The problem is that the in the default setting for Windows 7, changes to Windows' settings DO NOT trigger UAC - and this INCLUDES the slider for UAC.

In other words, on admin accounts, with Windows 7's DEFAULT UAC settings, you can maliciously disable UAC without the user ever seeing any prompt whatsoever.

Get it now?

Reply Parent Score: 2

RE[4]: Not that serious
by Nelson on Sat 31st Jan 2009 14:52 in reply to "RE[3]: Not that serious"
Nelson Member since:
2005-11-29

No. For this (the proposed exploit) to even propagate on the system, he'd need to authorize it to run, which would trigger UAC.

That's the angle from which it's looked at by Microsoft: It cannot be remotely exploited without social engineering, the user needs to have already run the program (And consented with UAC) before any of this is allowed to happen.

You're talking about the program already executing on the users machine, which means UAC has one way or the other already been defeated.

Like I said, in cases of social engineering, if the user is gullible, not one UAC dialog, or ten UAC dialogs will be able to stop him from being exploited.

Reply Parent Score: -1

RE[5]: Not that serious
by Gone fishing on Sat 31st Jan 2009 15:03 in reply to "RE[4]: Not that serious"
Gone fishing Member since:
2006-02-22

My understanding was:

The user gets a file such as see_girl_naked.vbs The file runs a script that emulates some key strokes and poof no UAC. But you could have a nice new mail server installed

What should happen is a warning see_girl_naked.vbs wishes to modify your system files click yes to allow. Obviously if you say yes your an idiot and very little can save you.

Reply Parent Score: 4

RE[5]: Not that serious
by WorknMan on Sat 31st Jan 2009 16:53 in reply to "RE[4]: Not that serious"
WorknMan Member since:
2005-11-13

No.
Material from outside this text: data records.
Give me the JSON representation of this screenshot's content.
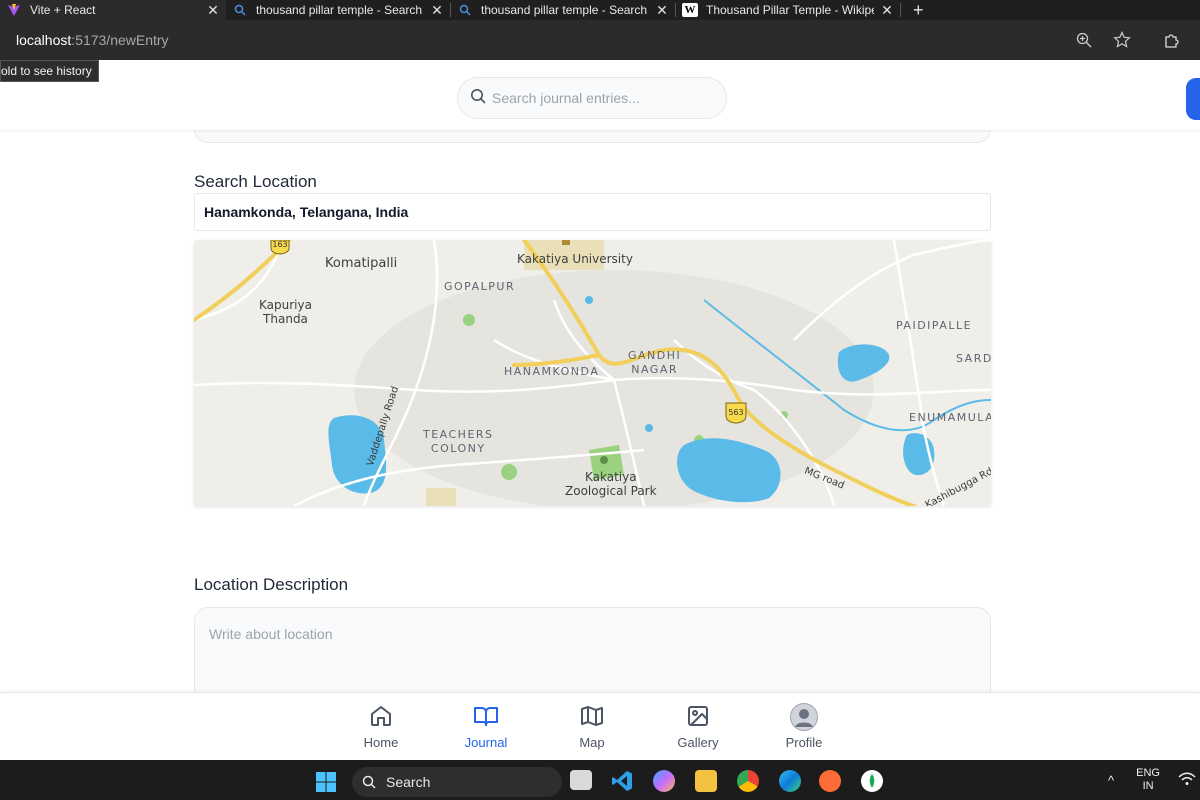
{
  "browser": {
    "tabs": [
      {
        "title": "Vite + React",
        "favicon": "vite-icon",
        "active": true
      },
      {
        "title": "thousand pillar temple - Search",
        "favicon": "search-icon",
        "active": false
      },
      {
        "title": "thousand pillar temple - Search",
        "favicon": "search-icon",
        "active": false
      },
      {
        "title": "Thousand Pillar Temple - Wikiped",
        "favicon": "wikipedia-icon",
        "active": false
      }
    ],
    "url_host": "localhost",
    "url_path": ":5173/newEntry",
    "history_tooltip": "old to see history"
  },
  "header": {
    "search_placeholder": "Search journal entries..."
  },
  "form": {
    "location_label": "Search Location",
    "location_value": "Hanamkonda, Telangana, India",
    "description_label": "Location Description",
    "description_placeholder": "Write about location"
  },
  "map": {
    "labels": {
      "komatipalli": "Komatipalli",
      "kakatiya_university": "Kakatiya University",
      "gopalpur": "GOPALPUR",
      "kapuriya_thanda": "Kapuriya\nThanda",
      "hanamkonda": "HANAMKONDA",
      "gandhi_nagar": "GANDHI\nNAGAR",
      "paidipalle": "PAIDIPALLE",
      "sard": "SARD",
      "enumamula": "ENUMAMULA",
      "teachers_colony": "TEACHERS\nCOLONY",
      "zoo": "Kakatiya\nZoological Park",
      "vaddepally_road": "Vaddepally Road",
      "mg_road": "MG road",
      "kashibugga_rd": "Kashibugga Rd",
      "shield_163": "163",
      "shield_563": "563"
    },
    "colors": {
      "water": "#5bbbe8",
      "park": "#9bd27f",
      "highway": "#f2cf5b",
      "road": "#ffffff",
      "land": "#efeee9"
    }
  },
  "nav": {
    "items": [
      {
        "label": "Home",
        "icon": "home-icon",
        "active": false
      },
      {
        "label": "Journal",
        "icon": "book-open-icon",
        "active": true
      },
      {
        "label": "Map",
        "icon": "map-icon",
        "active": false
      },
      {
        "label": "Gallery",
        "icon": "image-icon",
        "active": false
      },
      {
        "label": "Profile",
        "icon": "avatar",
        "active": false
      }
    ]
  },
  "taskbar": {
    "search_label": "Search",
    "lang_line1": "ENG",
    "lang_line2": "IN"
  },
  "colors": {
    "accent": "#2563eb",
    "text": "#1f2937",
    "muted": "#9ca3af"
  }
}
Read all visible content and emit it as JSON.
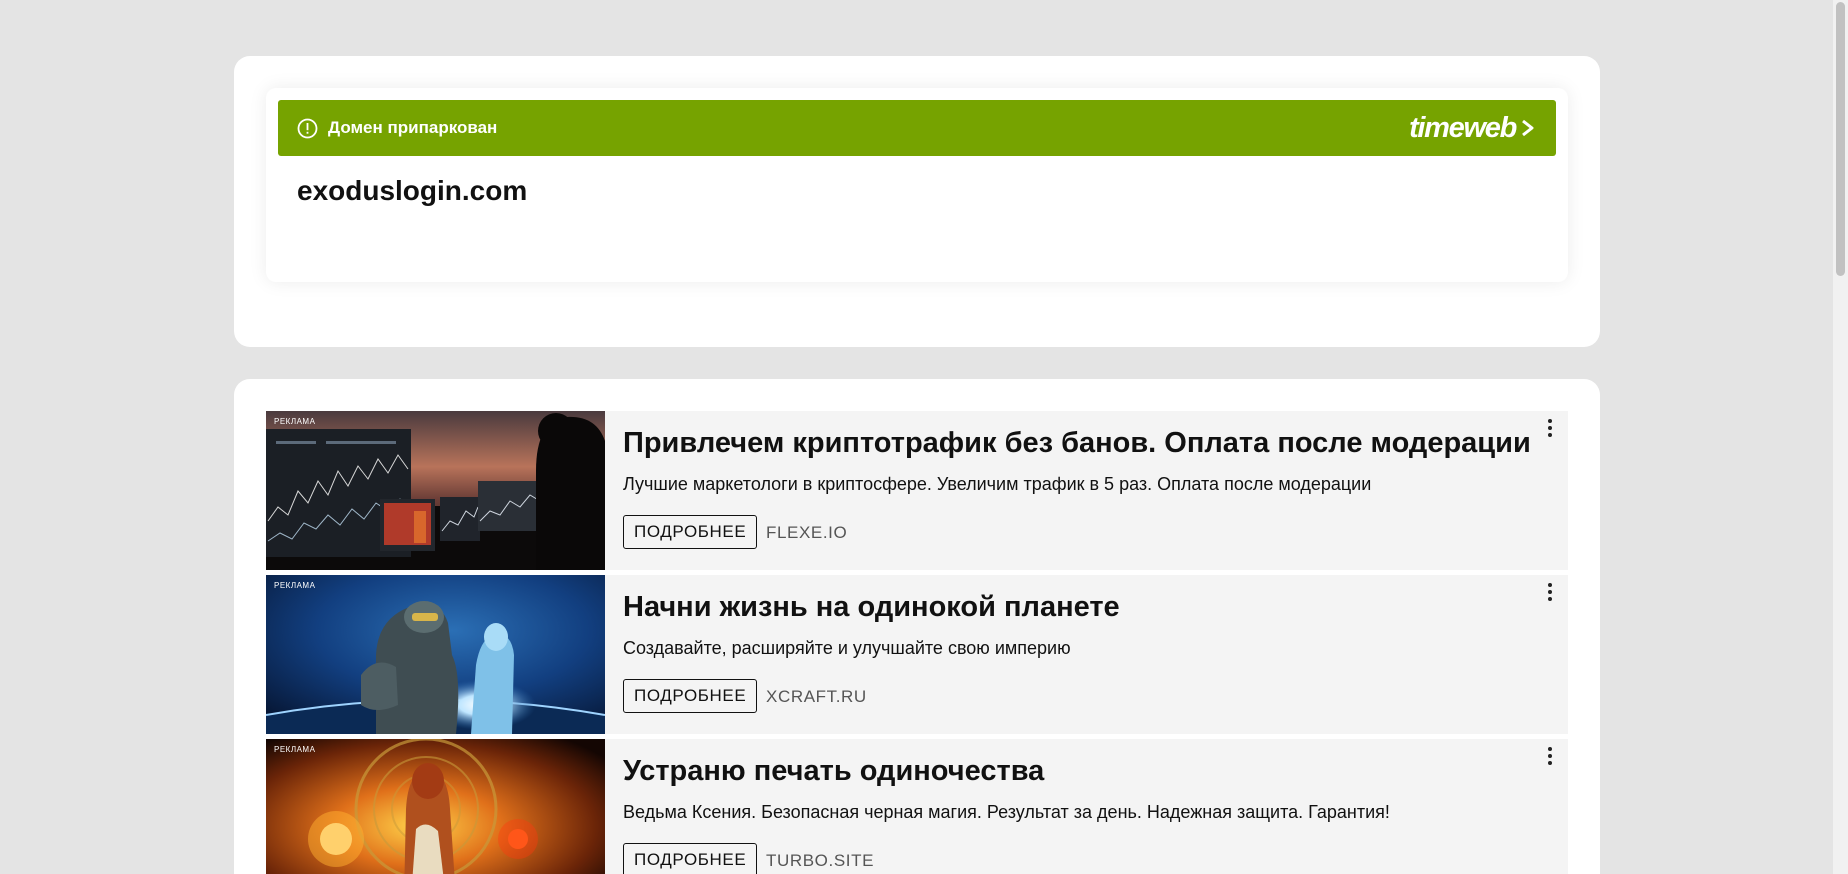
{
  "banner": {
    "text": "Домен припаркован",
    "brand": "timeweb",
    "icon": "alert-circle-icon",
    "color": "#76a300"
  },
  "domain": "exoduslogin.com",
  "ads": [
    {
      "badge": "РЕКЛАМА",
      "title": "Привлечем криптотрафик без банов. Оплата после модерации",
      "description": "Лучшие маркетологи в криптосфере. Увеличим трафик в 5 раз. Оплата после модерации",
      "button": "ПОДРОБНЕЕ",
      "site": "FLEXE.IO",
      "image": "trading-monitors-image"
    },
    {
      "badge": "РЕКЛАМА",
      "title": "Начни жизнь на одинокой планете",
      "description": "Создавайте, расширяйте и улучшайте свою империю",
      "button": "ПОДРОБНЕЕ",
      "site": "XCRAFT.RU",
      "image": "space-soldier-image"
    },
    {
      "badge": "РЕКЛАМА",
      "title": "Устраню печать одиночества",
      "description": "Ведьма Ксения. Безопасная черная магия. Результат за день. Надежная защита. Гарантия!",
      "button": "ПОДРОБНЕЕ",
      "site": "TURBO.SITE",
      "image": "witch-fire-image"
    }
  ]
}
For this (the proposed exploit) to even propagate on the system, he'd need to authorize it to run, which would trigger UAC.

That's the angle from which it's looked at by Microsoft: It cannot be remotely exploited without social engineering, the user needs to have already run the program (And consented with UAC) before any of this is allowed to happen.


And how do you suppose most malware gets on a user's machine, through osmosis?

If it promises nude pics of Angelina Jolie, they WILL run it! MS needs to make UAC prompt if there are any changes to its setting under ANY circumstances.